LIFE INSURANCE ILLUSTRATIONS

playball41

Expert
35
Ok so, I would like someone to enlighten me. I am finding myself where I can't in good faith give a UL illustration/ quote because of the minimum guarantee displayed which literally always ends up the cash value pooping out in just a few years out. Of course the midpoint and current rates are always showing sufficient enough results to give me confidence. What I am asking is should I not worry about the minimum guaranteed and focus the customer on the mid and/ or current. The sales support team at one of the carriers I sell stated don't worry about the minimum ? I have a buddy that wants a 1,000,000 CV policy so I run a illustration it comes out at like $18,598 target premium @ age 54 preferred but CV poops out at year 11 how do I in good faith sell this? Illustration is the Pru UL plus. Please all reasonable comments welcome I am relatively new retired military just really doing things on my own learning as I go. I use Brokers Alliance for my contracts. Bob
 
I am always quoting level DB I really don't know why just by default. I guess I am asking should we focus the customer on the non- guaranteed because the companies are going to maintain a competitive current rate to stay competitive?
 
It has been stated to me not to worry about the minimum guarantee but I don't want my customers policy to fall apart on down the road.
 
UL contracts that were issued in the 80's and early 90's collapsed because interest rates were sky-high which required less premium to keep them in force. As interest rates dropped, the premium wasn't enough to cover the mortality costs which required the insurance companies to use some of the cash to keep the policy "alive". Over time, the cash dropped to a point where the insurance company notified the policyowner that in order to keep the policy in force, the premium would need to be increased...a bunch.
 
It has been stated to me not to worry about the minimum guarantee but I don't want my customers policy to fall apart on down the road.

Are you quoting GULs for cash accumulation? If so that may be the wrong product.
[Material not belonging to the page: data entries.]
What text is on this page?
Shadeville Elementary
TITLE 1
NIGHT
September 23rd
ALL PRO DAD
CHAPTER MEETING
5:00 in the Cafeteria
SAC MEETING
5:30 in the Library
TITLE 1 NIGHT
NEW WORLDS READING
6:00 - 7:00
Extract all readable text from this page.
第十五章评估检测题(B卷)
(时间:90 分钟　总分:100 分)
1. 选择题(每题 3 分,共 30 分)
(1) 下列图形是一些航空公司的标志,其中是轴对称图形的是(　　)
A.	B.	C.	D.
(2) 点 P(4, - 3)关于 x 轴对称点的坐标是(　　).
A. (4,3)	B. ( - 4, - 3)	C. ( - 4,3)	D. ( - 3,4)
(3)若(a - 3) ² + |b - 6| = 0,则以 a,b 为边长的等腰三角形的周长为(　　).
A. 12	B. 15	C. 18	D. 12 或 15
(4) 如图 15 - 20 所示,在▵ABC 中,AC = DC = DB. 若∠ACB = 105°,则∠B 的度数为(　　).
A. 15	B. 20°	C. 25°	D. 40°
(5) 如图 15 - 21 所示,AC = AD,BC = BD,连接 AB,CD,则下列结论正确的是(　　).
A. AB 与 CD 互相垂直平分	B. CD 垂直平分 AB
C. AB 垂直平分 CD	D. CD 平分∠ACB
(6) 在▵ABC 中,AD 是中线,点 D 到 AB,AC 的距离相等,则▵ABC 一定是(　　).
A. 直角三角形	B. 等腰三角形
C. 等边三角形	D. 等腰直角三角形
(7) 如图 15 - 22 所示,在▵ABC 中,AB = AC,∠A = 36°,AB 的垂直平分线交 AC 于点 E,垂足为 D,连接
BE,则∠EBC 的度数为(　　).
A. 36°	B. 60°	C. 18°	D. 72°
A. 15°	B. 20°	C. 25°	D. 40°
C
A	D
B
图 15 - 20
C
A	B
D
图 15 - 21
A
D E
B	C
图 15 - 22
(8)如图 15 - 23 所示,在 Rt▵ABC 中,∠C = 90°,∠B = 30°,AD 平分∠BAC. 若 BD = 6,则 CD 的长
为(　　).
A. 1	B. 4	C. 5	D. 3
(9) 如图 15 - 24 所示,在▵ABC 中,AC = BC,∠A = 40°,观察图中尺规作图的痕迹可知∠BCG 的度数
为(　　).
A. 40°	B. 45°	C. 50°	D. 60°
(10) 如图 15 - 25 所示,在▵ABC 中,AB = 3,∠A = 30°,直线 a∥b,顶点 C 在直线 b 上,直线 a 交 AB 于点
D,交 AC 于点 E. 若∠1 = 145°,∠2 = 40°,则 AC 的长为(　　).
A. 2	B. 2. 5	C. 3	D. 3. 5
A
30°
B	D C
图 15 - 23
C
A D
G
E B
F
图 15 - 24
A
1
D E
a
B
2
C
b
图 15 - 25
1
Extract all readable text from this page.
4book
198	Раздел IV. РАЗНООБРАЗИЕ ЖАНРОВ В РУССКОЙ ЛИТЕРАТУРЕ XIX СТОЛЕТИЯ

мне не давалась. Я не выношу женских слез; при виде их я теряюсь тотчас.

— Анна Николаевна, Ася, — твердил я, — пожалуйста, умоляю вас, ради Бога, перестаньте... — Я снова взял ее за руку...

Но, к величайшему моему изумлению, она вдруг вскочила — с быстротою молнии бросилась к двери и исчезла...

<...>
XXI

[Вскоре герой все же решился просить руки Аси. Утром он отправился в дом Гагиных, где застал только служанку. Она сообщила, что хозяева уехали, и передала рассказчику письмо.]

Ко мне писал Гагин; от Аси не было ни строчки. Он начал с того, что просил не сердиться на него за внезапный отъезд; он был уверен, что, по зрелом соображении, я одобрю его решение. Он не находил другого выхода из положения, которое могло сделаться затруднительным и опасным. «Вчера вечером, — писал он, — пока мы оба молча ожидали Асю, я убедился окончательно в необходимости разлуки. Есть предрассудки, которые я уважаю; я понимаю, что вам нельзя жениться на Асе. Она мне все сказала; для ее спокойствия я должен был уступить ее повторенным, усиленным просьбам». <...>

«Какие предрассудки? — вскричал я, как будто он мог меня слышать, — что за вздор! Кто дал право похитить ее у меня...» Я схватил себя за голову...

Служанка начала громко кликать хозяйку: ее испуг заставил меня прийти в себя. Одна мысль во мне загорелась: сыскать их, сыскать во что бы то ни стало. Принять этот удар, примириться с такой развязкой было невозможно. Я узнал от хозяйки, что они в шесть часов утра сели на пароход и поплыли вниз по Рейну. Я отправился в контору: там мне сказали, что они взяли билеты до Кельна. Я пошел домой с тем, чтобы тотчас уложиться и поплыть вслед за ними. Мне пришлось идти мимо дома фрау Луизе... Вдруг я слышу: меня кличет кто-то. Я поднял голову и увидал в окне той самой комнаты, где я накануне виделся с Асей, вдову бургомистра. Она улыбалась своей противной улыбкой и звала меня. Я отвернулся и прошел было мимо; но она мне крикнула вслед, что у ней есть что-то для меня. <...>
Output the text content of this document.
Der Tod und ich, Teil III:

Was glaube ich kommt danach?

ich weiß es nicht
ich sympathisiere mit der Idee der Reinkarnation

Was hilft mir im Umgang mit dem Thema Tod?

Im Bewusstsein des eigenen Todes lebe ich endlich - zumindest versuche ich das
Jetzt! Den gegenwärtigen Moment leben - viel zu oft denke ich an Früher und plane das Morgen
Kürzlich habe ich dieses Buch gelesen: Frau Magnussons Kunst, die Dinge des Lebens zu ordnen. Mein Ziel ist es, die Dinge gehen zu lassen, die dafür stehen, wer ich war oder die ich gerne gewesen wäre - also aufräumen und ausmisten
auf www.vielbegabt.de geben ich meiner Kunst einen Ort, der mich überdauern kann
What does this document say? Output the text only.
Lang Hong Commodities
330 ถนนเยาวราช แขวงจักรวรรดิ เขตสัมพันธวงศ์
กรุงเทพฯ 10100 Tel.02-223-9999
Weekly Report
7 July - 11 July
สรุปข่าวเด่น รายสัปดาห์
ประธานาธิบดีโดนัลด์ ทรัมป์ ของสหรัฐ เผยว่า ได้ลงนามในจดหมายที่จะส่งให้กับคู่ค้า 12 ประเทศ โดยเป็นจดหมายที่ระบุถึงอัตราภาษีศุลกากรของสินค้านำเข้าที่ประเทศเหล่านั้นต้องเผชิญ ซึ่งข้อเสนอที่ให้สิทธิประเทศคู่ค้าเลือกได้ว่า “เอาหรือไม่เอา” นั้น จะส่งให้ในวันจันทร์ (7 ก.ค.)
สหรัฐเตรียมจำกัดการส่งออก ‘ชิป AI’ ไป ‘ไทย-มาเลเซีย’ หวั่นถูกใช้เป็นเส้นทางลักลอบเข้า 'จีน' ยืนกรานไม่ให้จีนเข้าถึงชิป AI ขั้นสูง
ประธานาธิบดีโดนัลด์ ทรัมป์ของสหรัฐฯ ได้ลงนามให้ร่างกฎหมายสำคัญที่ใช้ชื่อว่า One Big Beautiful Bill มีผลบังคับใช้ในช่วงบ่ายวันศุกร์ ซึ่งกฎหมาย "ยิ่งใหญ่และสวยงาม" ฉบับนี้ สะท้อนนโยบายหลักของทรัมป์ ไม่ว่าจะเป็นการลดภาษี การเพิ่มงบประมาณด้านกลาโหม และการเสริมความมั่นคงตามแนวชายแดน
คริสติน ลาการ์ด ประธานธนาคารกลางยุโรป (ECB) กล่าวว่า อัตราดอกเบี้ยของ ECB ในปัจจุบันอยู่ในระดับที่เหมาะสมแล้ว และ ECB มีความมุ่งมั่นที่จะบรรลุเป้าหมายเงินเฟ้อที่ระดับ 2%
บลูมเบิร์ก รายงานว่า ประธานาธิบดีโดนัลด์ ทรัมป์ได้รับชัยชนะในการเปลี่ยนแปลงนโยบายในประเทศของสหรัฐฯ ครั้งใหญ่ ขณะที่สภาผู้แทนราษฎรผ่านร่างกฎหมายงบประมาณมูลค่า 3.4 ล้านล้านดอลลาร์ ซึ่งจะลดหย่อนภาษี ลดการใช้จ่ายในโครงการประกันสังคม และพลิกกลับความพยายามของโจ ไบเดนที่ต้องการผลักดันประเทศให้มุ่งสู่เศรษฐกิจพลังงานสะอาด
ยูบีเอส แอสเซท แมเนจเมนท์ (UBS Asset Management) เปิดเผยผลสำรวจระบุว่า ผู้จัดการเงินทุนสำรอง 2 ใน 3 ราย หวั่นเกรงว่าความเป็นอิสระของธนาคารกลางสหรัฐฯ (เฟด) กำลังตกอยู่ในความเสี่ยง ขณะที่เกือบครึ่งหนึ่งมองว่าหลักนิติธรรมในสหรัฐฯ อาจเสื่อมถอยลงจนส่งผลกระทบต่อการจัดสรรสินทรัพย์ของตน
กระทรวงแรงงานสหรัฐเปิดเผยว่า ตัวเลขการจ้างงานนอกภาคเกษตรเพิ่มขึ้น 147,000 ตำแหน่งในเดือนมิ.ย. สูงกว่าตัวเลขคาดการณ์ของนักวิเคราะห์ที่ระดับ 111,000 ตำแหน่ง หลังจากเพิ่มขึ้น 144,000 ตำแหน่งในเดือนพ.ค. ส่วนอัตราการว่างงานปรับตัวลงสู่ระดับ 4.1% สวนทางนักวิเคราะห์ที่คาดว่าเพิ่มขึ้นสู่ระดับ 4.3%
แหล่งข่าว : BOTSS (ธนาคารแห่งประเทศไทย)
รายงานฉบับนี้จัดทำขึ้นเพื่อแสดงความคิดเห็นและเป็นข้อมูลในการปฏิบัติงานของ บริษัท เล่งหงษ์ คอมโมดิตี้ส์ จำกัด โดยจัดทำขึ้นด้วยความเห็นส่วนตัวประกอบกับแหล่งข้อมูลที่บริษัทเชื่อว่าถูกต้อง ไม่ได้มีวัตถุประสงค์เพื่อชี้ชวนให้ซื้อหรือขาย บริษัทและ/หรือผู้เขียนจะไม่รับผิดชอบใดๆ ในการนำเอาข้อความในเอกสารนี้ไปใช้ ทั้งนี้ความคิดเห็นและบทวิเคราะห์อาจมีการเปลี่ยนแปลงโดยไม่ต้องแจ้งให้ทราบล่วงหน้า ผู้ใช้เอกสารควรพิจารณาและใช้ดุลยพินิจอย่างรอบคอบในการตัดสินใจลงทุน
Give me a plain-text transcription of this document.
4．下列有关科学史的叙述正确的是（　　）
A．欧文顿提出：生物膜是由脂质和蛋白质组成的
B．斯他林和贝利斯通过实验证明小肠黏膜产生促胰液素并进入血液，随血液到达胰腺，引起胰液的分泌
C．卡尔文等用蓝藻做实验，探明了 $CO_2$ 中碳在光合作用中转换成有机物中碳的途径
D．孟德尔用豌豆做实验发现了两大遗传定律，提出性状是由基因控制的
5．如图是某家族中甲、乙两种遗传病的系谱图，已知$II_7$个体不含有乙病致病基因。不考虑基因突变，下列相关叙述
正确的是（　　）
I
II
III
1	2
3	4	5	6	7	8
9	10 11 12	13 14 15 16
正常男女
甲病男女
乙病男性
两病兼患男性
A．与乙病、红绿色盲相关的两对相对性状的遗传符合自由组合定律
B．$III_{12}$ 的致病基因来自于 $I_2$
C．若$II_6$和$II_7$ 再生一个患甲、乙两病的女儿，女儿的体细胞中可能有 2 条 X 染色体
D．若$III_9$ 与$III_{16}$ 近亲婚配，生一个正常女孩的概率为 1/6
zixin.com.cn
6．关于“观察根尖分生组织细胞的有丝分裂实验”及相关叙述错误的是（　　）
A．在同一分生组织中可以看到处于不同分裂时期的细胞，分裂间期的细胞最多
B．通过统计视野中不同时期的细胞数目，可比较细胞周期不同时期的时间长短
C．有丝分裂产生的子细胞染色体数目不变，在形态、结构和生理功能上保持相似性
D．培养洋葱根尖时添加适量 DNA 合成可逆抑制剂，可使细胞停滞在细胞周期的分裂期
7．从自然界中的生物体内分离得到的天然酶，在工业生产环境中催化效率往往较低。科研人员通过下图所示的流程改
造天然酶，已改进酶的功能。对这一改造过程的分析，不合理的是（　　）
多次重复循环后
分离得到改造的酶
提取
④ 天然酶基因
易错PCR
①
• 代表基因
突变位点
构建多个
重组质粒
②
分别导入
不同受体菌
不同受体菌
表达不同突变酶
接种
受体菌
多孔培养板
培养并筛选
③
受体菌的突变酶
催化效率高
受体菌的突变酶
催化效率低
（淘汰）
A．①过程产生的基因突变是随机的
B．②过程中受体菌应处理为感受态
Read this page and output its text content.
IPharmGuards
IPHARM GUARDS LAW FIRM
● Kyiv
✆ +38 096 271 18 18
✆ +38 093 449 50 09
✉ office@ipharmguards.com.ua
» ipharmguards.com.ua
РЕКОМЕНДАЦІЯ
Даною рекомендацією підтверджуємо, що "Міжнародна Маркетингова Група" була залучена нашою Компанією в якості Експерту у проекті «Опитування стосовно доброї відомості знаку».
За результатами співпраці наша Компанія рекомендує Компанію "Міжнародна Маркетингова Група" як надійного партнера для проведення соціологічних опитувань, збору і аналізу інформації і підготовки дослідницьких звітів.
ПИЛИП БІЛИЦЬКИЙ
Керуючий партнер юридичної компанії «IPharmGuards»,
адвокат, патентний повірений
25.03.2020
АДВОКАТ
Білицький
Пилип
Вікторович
Does your 54 year old want a certain cash value at a certain age or does he want coverage till he dies? Not that he can not have both. The goal(s) will dictate the product and the large cost difference.

You may want to have a talk with the marketing manager you are working with. Get him to give you the time you need or kick him to the curb.

Thank you for your service.

Lee
 
UL contracts that were issued in the 80's and early 90's collapsed because interest rates were sky-high which required less premium to keep them in force. As interest rates dropped, the premium wasn't enough to cover the mortality costs which required the insurance companies to use some of the cash to keep the policy "alive". Over time, the cash dropped to a point where the insurance company notified the policyowner that in order to keep the policy in force, the premium would need to be increased...a bunch.

Add in the increasing the cost of insurance. In some cases multiple times.
 
I am well aware of the result of a lot of the older policies and the position that these folks are in now that's why I am being so cautious. Cash accumulation hasn't been the goal of the couple GUL illustrations I have run. more of a death benefit that won't exhaust.My 54 year old isn't worried about cash accumulation as much as keeping the policy in force. death benefit $1 million for the kids. This is the first I've heard the concept of adding in the increasing cost of insurance will have to educate myself but feel free to elaborate.
 
I am well aware of the result of a lot of the older policies and the position that these folks are in now that's why I am being so cautious. Cash accumulation hasn't been the goal of the couple GUL illustrations I have run. more of a death benefit that won't exhaust.My 54 year old isn't worried about cash accumulation as much as keeping the policy in force. death benefit $1 million for the kids. This is the first I've heard the concept of adding in the increasing cost of insurance will have to educate myself but feel free to elaborate.

On the increasing cost of insurance. If you are quoting me I was referring to the companies not only lowering the interest rates but increasing the internal cost of insurance as well.

Sounds like your buddy is looking for a permanent life insurance policy not a "cash value" policy. A GUL is a permanent life policy. Not necessarily a cash accumulation policy. Sounds like pretty easy deal structure wise. Just underwriting.

It may be a good idea to try to find a good agent to split a few cases with. OJT.